Gallus

 

Die heutige Geschichtsschreibung ist sich nicht ganz sicher, woher Gallus stammt. Einige behaupten, er komme aus Irland, andere sagen, er komme aus dem Elsass und wieder andere behaupten, er hätte zwar irische Wurzeln gehabt, sei aber im Elsass zweisprachig aufgewachsen.

Man nimmt an, dass er 550 geboren wurde und dass er wahrscheinlich am 16. Oktober 640 in Arbon gestorben ist. (Noch heute ist der Gallustag ein Feiertag in der Stadt St.Gallen)

Er wurde Mönch, schloss sich Abt Columban an und reiste mit ihm von Luxeuil nach Arbon. Dort wurde er krank und blieb zurück.
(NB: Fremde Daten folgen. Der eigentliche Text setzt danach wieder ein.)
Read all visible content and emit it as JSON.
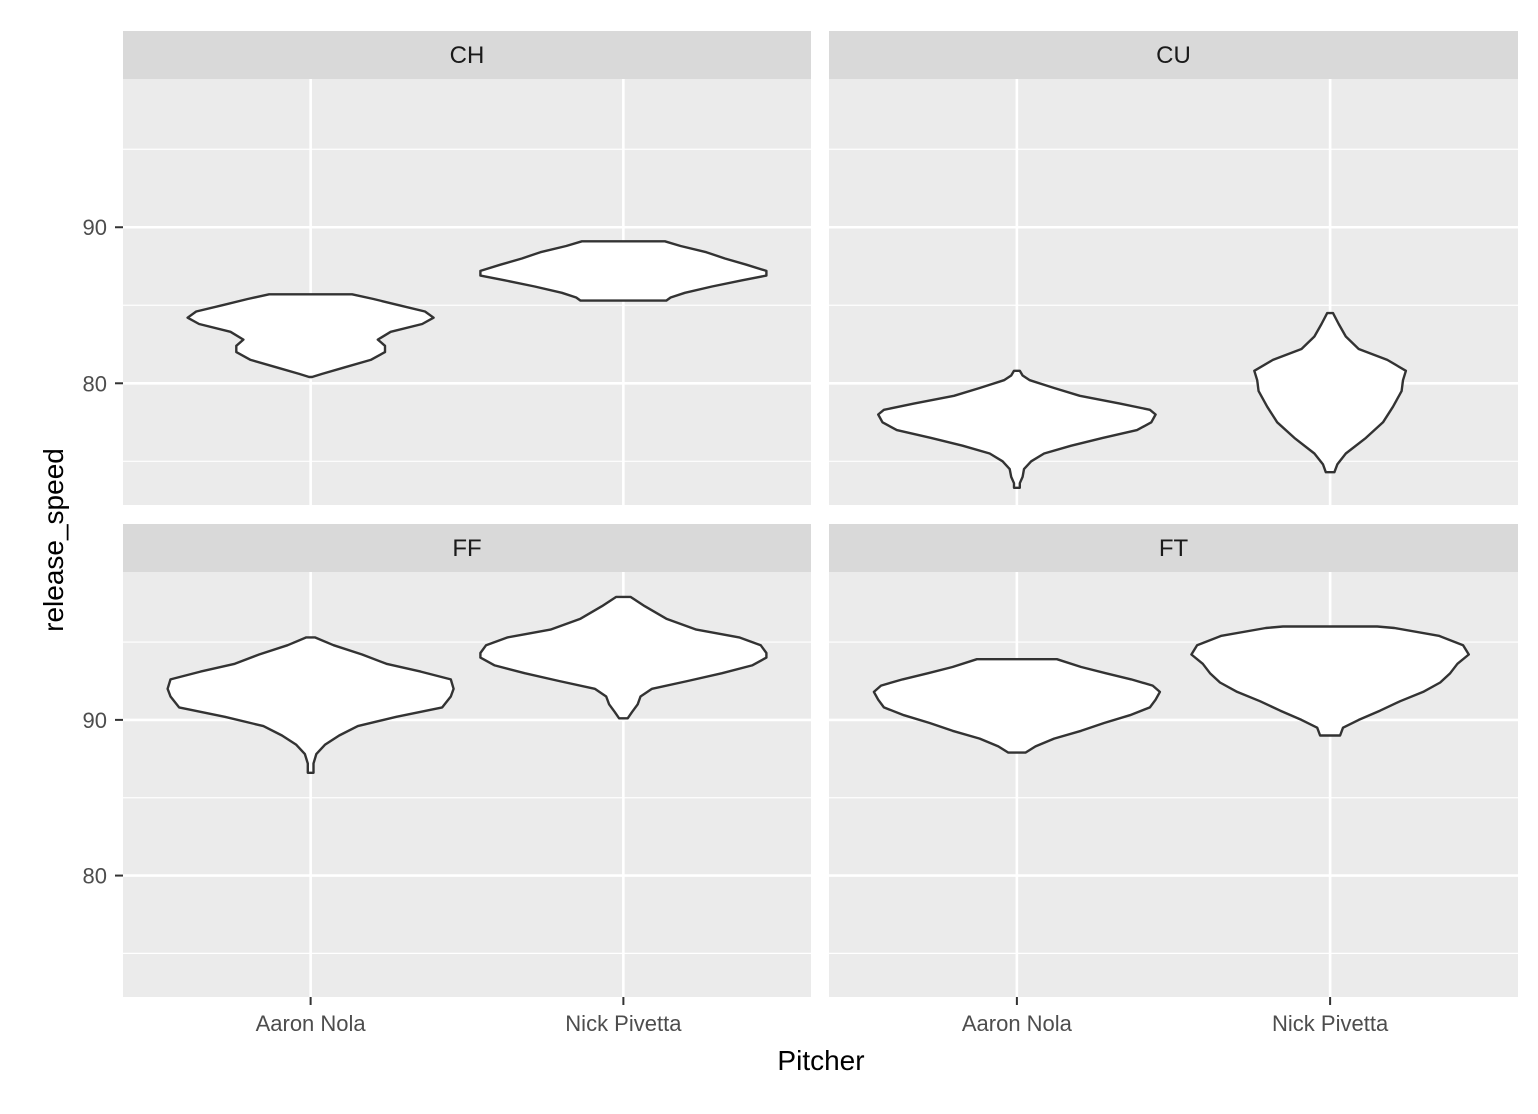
{
  "chart_data": {
    "type": "violin",
    "facets": [
      "CH",
      "CU",
      "FF",
      "FT"
    ],
    "categories": [
      "Aaron Nola",
      "Nick Pivetta"
    ],
    "xlabel": "Pitcher",
    "ylabel": "release_speed",
    "ylim": [
      72.2,
      99.5
    ],
    "yticks": [
      80,
      90
    ],
    "y_tick_labels": [
      "80",
      "90"
    ],
    "grid": true,
    "legend": "none",
    "panels": [
      {
        "facet": "CH",
        "violins": [
          {
            "category": "Aaron Nola",
            "profile": [
              [
                80.4,
                0.01
              ],
              [
                80.6,
                0.08
              ],
              [
                81.0,
                0.23
              ],
              [
                81.5,
                0.42
              ],
              [
                82.0,
                0.52
              ],
              [
                82.4,
                0.52
              ],
              [
                82.8,
                0.47
              ],
              [
                83.3,
                0.56
              ],
              [
                83.8,
                0.78
              ],
              [
                84.2,
                0.86
              ],
              [
                84.6,
                0.8
              ],
              [
                85.0,
                0.62
              ],
              [
                85.4,
                0.44
              ],
              [
                85.7,
                0.29
              ]
            ]
          },
          {
            "category": "Nick Pivetta",
            "profile": [
              [
                85.3,
                0.3
              ],
              [
                85.5,
                0.33
              ],
              [
                85.8,
                0.43
              ],
              [
                86.2,
                0.62
              ],
              [
                86.6,
                0.83
              ],
              [
                86.9,
                1.0
              ],
              [
                87.2,
                1.0
              ],
              [
                87.6,
                0.86
              ],
              [
                88.0,
                0.71
              ],
              [
                88.4,
                0.58
              ],
              [
                88.8,
                0.4
              ],
              [
                89.1,
                0.29
              ]
            ]
          }
        ]
      },
      {
        "facet": "CU",
        "violins": [
          {
            "category": "Aaron Nola",
            "profile": [
              [
                73.3,
                0.02
              ],
              [
                73.6,
                0.02
              ],
              [
                74.0,
                0.04
              ],
              [
                74.5,
                0.05
              ],
              [
                75.0,
                0.1
              ],
              [
                75.5,
                0.19
              ],
              [
                76.0,
                0.38
              ],
              [
                76.5,
                0.6
              ],
              [
                77.0,
                0.84
              ],
              [
                77.5,
                0.94
              ],
              [
                78.0,
                0.97
              ],
              [
                78.3,
                0.93
              ],
              [
                78.7,
                0.72
              ],
              [
                79.2,
                0.44
              ],
              [
                79.7,
                0.26
              ],
              [
                80.2,
                0.09
              ],
              [
                80.5,
                0.04
              ],
              [
                80.8,
                0.02
              ]
            ]
          },
          {
            "category": "Nick Pivetta",
            "profile": [
              [
                74.3,
                0.03
              ],
              [
                74.8,
                0.05
              ],
              [
                75.5,
                0.11
              ],
              [
                76.5,
                0.25
              ],
              [
                77.5,
                0.37
              ],
              [
                78.5,
                0.44
              ],
              [
                79.5,
                0.5
              ],
              [
                80.2,
                0.51
              ],
              [
                80.8,
                0.53
              ],
              [
                81.5,
                0.4
              ],
              [
                82.2,
                0.2
              ],
              [
                83.0,
                0.11
              ],
              [
                83.8,
                0.06
              ],
              [
                84.5,
                0.02
              ]
            ]
          }
        ]
      },
      {
        "facet": "FF",
        "violins": [
          {
            "category": "Aaron Nola",
            "profile": [
              [
                86.6,
                0.02
              ],
              [
                87.2,
                0.02
              ],
              [
                87.8,
                0.04
              ],
              [
                88.4,
                0.1
              ],
              [
                89.0,
                0.2
              ],
              [
                89.6,
                0.33
              ],
              [
                90.2,
                0.6
              ],
              [
                90.8,
                0.92
              ],
              [
                91.5,
                0.98
              ],
              [
                92.0,
                1.0
              ],
              [
                92.6,
                0.98
              ],
              [
                93.1,
                0.77
              ],
              [
                93.6,
                0.53
              ],
              [
                94.2,
                0.36
              ],
              [
                94.8,
                0.16
              ],
              [
                95.3,
                0.03
              ]
            ]
          },
          {
            "category": "Nick Pivetta",
            "profile": [
              [
                90.1,
                0.03
              ],
              [
                90.5,
                0.06
              ],
              [
                91.0,
                0.1
              ],
              [
                91.5,
                0.12
              ],
              [
                92.0,
                0.2
              ],
              [
                92.5,
                0.45
              ],
              [
                93.0,
                0.69
              ],
              [
                93.5,
                0.9
              ],
              [
                94.0,
                1.0
              ],
              [
                94.3,
                1.0
              ],
              [
                94.8,
                0.96
              ],
              [
                95.3,
                0.81
              ],
              [
                95.8,
                0.51
              ],
              [
                96.5,
                0.3
              ],
              [
                97.3,
                0.15
              ],
              [
                97.9,
                0.05
              ]
            ]
          }
        ]
      },
      {
        "facet": "FT",
        "violins": [
          {
            "category": "Aaron Nola",
            "profile": [
              [
                87.9,
                0.06
              ],
              [
                88.3,
                0.13
              ],
              [
                88.8,
                0.26
              ],
              [
                89.3,
                0.45
              ],
              [
                89.8,
                0.61
              ],
              [
                90.3,
                0.79
              ],
              [
                90.8,
                0.93
              ],
              [
                91.3,
                0.97
              ],
              [
                91.8,
                1.0
              ],
              [
                92.2,
                0.95
              ],
              [
                92.6,
                0.8
              ],
              [
                93.0,
                0.62
              ],
              [
                93.4,
                0.45
              ],
              [
                93.9,
                0.28
              ]
            ]
          },
          {
            "category": "Nick Pivetta",
            "profile": [
              [
                89.0,
                0.07
              ],
              [
                89.5,
                0.09
              ],
              [
                90.0,
                0.2
              ],
              [
                90.6,
                0.35
              ],
              [
                91.2,
                0.49
              ],
              [
                91.8,
                0.65
              ],
              [
                92.4,
                0.77
              ],
              [
                93.0,
                0.84
              ],
              [
                93.6,
                0.89
              ],
              [
                94.2,
                0.97
              ],
              [
                94.8,
                0.93
              ],
              [
                95.4,
                0.76
              ],
              [
                95.9,
                0.45
              ],
              [
                96.0,
                0.33
              ]
            ]
          }
        ]
      }
    ]
  }
}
Er überwarf sich mit Columban, der ihn exkommunizierte. Gallus beherrschte die alemannische Sprache und konnte so in der einheimischen Sprache predigen. Sie zerstörten die Statuen von einheimischen Gottheiten und warfen sie in den See, denn die ansässige christliche Gemeinde hatte sich mehr und mehr dem Heidentum zugewandt.

 

Die Legende berichtet, dass Gallus nach seiner Genesung das Steinachtal hinaufstieg. Als er beim Wasserfall in der Mühlenenschlucht stürzte und in einen Dornbusch fiel, deutete er das als Zeichen Gottes und blieb dort. Dies ist die Stätte meiner Ruhe ewiglich; hier will ich wohnen, denn das gefällt mir. (Psalm 132,14)

In der Nacht kam ein Bär, aber Gallus fürchtete sich nicht, sondern befahl ihm im Gegenteil, Holz für das Feuer zu bringen, was der Bär auch tat. Gallus gab ihm dafür ein Stück Brot und befahl ihm, nie wieder zurückzukommen. Der Bär befolgte die Anweisung.

Gallus baute zusammen mit Hiltibod, der ihn begleitete, eine Klause, wo er als Eremit lebte und viele Schüler unterrichtete.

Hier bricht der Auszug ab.